Cardiovascular disease (CVD) is one of the major alarming causes of morbidity and mortality with widespread prevalence around the world. The major risk factor for cardiovascular disease is metabolic syndrome (MetS) and is most prevalent among obesity-related comorbidities. The main causative factors linking metabolic syndrome and cardiovascular disease are assumed to involve the expansion of adipose tissue and chronic inflammation. In addition to storing surplus fat, adipose tissue also produces adipokines which act through autocrine, paracrine and endocrine functions in the body. Increasing evidence suggests that the altered secretion of adipokines may play a role in the pathogenesis of metabolic syndrome but the mechanisms underlying are not fully known. To date, only leptin and adiponectin are the best-studied adipokines among the variety of adipokines secreted by adipose tissue. However, recent studies have implicated the novel adipokine chemerin as a regulator of adipogenesis, inflammation and glucose metabolism which demonstrates its multifaceted actions.
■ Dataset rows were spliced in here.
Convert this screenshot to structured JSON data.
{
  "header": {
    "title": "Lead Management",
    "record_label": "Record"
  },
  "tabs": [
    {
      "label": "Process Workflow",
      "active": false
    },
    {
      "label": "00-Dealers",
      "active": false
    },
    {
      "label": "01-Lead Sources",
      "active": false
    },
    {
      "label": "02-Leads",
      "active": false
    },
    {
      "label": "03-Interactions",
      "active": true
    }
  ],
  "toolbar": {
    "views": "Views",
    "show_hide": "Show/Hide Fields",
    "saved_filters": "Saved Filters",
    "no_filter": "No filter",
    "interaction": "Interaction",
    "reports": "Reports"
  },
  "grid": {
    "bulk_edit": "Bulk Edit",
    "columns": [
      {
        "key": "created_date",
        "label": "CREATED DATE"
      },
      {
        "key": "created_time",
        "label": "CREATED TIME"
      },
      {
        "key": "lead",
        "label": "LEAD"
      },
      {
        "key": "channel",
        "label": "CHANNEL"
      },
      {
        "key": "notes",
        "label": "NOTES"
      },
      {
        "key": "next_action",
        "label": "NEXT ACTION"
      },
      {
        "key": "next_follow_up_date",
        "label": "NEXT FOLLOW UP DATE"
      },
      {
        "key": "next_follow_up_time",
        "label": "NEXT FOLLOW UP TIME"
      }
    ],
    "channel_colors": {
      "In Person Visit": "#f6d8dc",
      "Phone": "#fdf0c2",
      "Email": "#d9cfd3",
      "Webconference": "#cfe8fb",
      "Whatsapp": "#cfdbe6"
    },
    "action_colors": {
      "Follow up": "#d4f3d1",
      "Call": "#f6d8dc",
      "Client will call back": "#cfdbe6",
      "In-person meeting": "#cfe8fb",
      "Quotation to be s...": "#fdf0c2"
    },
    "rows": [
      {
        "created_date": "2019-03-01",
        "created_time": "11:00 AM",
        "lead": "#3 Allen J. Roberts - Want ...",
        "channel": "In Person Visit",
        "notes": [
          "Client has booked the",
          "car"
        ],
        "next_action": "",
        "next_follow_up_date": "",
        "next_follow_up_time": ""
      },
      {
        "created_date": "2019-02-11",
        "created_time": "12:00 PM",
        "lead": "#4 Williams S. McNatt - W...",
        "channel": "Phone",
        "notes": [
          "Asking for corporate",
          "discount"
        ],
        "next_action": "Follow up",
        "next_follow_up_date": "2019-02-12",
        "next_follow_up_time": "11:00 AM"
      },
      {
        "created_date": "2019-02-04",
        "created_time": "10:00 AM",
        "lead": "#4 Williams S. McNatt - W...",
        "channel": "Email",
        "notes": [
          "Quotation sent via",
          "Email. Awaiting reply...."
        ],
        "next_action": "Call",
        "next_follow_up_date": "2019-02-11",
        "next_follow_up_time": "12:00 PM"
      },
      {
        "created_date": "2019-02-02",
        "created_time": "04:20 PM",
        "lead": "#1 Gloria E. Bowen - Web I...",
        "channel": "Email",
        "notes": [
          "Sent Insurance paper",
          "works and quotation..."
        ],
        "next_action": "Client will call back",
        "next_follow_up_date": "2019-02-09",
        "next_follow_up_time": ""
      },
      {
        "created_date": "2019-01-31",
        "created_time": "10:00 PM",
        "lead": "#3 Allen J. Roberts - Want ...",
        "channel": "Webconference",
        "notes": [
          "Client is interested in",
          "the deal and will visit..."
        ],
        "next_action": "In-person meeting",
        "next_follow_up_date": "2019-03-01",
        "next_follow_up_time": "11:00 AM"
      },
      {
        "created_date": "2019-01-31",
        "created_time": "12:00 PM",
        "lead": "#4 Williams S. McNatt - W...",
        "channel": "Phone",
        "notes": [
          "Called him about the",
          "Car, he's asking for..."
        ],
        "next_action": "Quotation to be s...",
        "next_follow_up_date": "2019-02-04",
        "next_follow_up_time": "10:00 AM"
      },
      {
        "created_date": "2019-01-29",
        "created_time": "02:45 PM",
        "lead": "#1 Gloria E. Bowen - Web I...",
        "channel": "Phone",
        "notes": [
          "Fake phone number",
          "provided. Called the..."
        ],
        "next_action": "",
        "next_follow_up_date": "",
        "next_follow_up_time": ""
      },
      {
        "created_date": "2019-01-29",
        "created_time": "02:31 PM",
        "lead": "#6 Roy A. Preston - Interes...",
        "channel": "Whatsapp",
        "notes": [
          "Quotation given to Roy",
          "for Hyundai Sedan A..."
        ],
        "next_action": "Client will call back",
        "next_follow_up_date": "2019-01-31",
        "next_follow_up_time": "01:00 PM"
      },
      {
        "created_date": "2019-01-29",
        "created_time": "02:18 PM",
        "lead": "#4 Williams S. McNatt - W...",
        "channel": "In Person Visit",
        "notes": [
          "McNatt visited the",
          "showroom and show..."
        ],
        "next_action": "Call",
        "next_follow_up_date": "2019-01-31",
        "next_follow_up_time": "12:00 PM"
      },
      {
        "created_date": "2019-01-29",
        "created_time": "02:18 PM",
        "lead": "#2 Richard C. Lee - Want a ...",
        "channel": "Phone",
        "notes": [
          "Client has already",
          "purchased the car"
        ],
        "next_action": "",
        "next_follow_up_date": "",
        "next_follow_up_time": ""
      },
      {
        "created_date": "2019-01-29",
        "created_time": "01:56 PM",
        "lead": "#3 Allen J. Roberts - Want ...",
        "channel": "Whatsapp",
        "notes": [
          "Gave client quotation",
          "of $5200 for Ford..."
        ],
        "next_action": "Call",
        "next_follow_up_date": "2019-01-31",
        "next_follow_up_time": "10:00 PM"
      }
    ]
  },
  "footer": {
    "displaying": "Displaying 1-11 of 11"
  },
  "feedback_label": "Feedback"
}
Furthermore, they also found that elevated circulating levels of chemerin in metabolic syndrome acts as a significant risk factor for cardiovascular disease. Chemerin has gained considerable interest due to its role as a pro- or anti-inflammatory mediator is still controversial and the effect of chemerin on glucose metabolism is a matter of debate. Thus, the purpose of this review is to focus primarily on chemerin expression, processing, signaling of receptors, biological actions and pathophysiological implications and the role of chemerin as a biomarker of cardiovascular disease in metabolic syndrome.